Sábado, 20 Abril

«Viva la libertà» (Viva a Liberdade) por Roni Nunes

Só mesmo um lunático para sacudir o lodoso pântano da política italiana, um cenário, aliás, facilmente transponível para a realidade portuguesa. A oposição de esquerda está num estado deplorável: o seu líder, Enrico Oliveri (Toni Servillo), está a ser atacado por todos os lados e, principalmente, pelos seus colegas de partido. Em vez de reagir, ele vive o dia-a-dia numa espécie de catatonia da qual só desperta para desaparecer a meio da noite!

Mau com ele, pior sem ele, o seu dedicado secretário, Andrea Bottini (Valerio Mastandrea), tem de encontrar uma alternativa, que lhe aparece por acaso da forma mais inesperada: o irmão gémeo de Enrico, Giovanni, recentemente liberado de um hospício. Tomando o lugar do irmão com grande energia e assertividade, dizendo as verdades que os políticos costumam evitar, ele torna-se um sucesso.

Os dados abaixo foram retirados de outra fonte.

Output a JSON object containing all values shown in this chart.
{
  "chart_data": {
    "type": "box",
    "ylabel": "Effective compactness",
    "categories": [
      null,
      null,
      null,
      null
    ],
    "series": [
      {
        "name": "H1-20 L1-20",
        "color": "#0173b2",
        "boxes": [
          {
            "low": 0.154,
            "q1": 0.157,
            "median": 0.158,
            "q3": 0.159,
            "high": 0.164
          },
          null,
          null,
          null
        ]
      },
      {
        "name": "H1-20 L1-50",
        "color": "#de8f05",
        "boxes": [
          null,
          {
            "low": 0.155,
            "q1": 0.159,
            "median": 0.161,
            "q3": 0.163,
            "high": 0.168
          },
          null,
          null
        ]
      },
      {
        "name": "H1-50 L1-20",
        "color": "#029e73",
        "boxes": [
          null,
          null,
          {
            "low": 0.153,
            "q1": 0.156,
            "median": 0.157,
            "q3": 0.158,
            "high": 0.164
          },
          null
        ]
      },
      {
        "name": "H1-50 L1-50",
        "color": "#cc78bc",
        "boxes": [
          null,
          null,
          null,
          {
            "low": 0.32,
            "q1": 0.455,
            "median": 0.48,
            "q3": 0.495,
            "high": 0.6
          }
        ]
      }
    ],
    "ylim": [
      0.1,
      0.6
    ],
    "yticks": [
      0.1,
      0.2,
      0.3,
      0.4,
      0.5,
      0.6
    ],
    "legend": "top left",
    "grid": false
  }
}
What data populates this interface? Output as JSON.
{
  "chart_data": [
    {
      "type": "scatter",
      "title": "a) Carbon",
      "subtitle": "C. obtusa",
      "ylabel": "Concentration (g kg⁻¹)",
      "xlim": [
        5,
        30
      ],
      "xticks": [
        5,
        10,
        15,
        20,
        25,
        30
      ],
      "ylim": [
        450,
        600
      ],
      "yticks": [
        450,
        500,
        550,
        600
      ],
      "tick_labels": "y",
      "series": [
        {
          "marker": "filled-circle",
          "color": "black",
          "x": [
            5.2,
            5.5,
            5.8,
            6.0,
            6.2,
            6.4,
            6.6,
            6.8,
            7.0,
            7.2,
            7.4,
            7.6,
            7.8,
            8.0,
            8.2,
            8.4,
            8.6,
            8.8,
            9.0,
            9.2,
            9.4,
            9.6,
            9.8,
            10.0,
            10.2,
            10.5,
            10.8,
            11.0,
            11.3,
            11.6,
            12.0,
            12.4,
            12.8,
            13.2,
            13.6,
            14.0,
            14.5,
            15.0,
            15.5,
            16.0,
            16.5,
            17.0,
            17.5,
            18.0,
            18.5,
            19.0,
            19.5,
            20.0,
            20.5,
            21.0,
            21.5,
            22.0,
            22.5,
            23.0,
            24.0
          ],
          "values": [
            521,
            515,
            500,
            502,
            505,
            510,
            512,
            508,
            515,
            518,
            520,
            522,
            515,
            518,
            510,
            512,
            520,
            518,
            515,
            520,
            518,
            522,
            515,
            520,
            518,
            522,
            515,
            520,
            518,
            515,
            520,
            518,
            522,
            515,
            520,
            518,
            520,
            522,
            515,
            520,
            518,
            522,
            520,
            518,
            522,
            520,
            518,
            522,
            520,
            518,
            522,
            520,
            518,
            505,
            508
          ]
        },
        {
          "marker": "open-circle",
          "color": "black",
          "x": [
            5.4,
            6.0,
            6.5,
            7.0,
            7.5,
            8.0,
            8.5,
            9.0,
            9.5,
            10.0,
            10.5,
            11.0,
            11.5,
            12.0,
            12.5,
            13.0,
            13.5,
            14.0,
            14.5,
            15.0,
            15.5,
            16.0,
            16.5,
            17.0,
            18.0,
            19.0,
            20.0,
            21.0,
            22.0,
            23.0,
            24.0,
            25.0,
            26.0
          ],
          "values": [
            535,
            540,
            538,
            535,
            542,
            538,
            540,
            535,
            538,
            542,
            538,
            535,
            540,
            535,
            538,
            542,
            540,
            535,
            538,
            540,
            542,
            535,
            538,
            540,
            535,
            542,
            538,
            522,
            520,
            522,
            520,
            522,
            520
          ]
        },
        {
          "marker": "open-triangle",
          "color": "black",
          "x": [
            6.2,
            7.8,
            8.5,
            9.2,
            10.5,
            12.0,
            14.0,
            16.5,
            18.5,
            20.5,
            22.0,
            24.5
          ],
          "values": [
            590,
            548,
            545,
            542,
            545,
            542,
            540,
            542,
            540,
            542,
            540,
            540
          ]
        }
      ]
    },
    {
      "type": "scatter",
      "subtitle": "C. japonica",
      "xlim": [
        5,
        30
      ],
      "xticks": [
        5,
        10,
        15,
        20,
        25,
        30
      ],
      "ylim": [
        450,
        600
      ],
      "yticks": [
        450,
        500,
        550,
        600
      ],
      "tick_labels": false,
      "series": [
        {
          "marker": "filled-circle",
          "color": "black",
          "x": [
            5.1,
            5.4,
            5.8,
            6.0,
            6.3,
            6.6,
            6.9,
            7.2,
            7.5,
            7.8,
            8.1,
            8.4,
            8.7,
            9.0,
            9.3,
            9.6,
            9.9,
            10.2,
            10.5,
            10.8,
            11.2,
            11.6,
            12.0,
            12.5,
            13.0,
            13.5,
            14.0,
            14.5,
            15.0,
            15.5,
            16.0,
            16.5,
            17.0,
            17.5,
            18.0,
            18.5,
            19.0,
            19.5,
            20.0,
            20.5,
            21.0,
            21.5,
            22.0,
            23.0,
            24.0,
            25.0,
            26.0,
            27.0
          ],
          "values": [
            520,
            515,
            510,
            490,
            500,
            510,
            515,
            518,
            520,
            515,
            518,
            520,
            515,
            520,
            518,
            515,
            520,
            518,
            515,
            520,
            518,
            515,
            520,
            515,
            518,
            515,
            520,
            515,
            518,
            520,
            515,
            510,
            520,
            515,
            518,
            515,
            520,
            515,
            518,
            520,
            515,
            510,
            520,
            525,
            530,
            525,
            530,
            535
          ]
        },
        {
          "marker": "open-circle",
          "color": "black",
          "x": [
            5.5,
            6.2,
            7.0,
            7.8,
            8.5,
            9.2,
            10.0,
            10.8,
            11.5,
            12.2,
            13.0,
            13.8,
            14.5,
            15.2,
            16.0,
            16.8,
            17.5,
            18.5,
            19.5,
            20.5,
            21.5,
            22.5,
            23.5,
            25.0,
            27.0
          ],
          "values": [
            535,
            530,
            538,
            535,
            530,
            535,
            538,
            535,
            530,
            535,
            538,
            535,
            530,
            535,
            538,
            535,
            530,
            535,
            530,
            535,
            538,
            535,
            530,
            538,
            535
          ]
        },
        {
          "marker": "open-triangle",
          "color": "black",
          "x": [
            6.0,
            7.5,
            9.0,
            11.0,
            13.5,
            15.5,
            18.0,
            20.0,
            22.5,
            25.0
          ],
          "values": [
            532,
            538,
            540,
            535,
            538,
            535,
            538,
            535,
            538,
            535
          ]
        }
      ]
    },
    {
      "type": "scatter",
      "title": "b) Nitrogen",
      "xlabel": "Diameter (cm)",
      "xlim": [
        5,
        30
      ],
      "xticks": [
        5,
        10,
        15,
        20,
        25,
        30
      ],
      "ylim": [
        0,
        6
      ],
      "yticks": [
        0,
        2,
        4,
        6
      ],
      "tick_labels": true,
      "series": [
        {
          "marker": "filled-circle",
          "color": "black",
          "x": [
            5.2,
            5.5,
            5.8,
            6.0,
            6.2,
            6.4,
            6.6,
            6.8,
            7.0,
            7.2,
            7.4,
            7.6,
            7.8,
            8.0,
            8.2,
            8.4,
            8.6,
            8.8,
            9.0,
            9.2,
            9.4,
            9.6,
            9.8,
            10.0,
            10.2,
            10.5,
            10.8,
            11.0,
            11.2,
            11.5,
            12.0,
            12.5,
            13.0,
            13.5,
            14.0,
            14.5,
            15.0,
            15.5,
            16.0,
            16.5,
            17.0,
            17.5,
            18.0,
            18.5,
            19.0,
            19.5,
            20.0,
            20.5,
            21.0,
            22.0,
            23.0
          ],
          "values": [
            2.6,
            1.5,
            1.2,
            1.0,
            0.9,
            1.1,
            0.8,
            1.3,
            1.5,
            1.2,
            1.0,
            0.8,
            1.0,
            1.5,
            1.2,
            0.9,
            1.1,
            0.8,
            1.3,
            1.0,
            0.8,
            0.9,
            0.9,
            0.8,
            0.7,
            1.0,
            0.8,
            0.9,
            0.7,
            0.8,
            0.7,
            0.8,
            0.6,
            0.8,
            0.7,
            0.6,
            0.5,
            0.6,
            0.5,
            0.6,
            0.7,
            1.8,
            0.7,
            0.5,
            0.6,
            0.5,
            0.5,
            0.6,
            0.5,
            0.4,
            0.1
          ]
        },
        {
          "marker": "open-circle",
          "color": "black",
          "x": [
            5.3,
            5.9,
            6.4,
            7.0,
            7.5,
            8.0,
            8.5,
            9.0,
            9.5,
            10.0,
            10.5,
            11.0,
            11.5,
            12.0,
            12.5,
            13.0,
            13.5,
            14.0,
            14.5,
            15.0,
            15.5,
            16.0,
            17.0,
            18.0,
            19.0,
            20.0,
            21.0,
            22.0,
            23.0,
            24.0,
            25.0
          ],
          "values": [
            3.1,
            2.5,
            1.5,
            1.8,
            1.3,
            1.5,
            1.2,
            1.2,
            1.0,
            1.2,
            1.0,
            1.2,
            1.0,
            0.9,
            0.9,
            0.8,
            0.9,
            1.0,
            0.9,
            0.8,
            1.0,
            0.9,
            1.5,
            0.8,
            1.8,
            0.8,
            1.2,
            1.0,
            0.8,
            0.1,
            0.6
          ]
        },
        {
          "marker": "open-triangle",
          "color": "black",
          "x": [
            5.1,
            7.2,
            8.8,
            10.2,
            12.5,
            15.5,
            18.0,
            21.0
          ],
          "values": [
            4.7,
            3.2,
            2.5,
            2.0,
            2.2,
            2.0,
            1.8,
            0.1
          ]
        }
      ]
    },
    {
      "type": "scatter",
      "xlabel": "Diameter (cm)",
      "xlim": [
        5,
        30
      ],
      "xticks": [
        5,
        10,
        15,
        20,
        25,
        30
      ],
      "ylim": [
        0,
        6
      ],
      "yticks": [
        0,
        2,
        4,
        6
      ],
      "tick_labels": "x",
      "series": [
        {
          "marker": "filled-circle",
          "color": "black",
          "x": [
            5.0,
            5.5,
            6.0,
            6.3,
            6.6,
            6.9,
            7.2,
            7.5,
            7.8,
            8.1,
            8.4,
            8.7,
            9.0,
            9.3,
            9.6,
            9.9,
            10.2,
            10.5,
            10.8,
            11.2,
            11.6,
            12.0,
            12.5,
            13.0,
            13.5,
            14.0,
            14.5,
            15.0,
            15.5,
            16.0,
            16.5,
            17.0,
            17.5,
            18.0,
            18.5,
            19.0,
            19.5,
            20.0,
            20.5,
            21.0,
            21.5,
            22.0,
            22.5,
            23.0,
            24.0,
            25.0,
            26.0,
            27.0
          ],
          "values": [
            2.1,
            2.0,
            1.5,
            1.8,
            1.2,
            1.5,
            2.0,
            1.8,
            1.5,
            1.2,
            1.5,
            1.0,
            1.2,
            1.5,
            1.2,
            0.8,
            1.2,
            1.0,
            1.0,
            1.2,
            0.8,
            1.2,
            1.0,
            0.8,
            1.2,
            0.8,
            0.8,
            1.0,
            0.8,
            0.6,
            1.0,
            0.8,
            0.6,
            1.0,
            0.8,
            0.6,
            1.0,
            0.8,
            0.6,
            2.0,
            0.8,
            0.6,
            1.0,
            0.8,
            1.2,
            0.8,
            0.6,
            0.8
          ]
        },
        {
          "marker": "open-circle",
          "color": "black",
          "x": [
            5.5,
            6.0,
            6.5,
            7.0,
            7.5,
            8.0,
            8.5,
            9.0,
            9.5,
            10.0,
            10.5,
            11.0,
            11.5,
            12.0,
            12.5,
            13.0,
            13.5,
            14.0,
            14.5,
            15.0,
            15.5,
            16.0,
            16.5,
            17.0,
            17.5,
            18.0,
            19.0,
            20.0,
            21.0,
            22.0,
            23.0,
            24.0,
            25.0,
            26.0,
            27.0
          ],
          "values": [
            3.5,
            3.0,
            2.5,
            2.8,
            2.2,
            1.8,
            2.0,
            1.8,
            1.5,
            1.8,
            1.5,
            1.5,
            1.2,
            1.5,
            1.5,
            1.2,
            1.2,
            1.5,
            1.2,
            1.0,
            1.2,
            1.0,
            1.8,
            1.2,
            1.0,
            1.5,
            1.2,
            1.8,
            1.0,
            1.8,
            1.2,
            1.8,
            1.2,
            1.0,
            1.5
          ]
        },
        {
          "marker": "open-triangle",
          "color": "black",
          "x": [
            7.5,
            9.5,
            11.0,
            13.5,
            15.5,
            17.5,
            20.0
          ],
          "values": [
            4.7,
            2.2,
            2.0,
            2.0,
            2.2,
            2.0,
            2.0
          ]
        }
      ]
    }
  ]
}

O melhor deste “Viva a Liberdade” é encontrar algo além da facilidade com que cria uma empatia natural com o espectador numa altura em que o desprezo pelos políticos é global, particularmente numa Europa tomada pelo mais completo vazio de ideias.

Mais do que isso, Roberto Andó cria um filme que, mesmo ao garantir gargalhadas e jogar no conhecido terreno da troca de papéis, foge à mera caricatura com diálogos de grande inteligência (alguns brilhantes), onde as políticas italiana e europeia são fortemente atacadas naquilo que têm de mais profundo – a sua incapacidade de esboçar qualquer reação, de trazer qualquer novidade. Óbvio que o fantasma do deprimente Sílvio Berlusconi paira sobre o filme (sem que precise ser mencionado).

Cinematograficamente é menos exuberante, com um ritmo nem sempre equilibrado e soluções visuais pouco imaginativas. Mas, para além de ser mais um ponto para Toni Servillo depois do fabuloso A Grande Beleza, o filme é uma sátira acima da média e terrivelmente conectada com a noite negra da política europeia.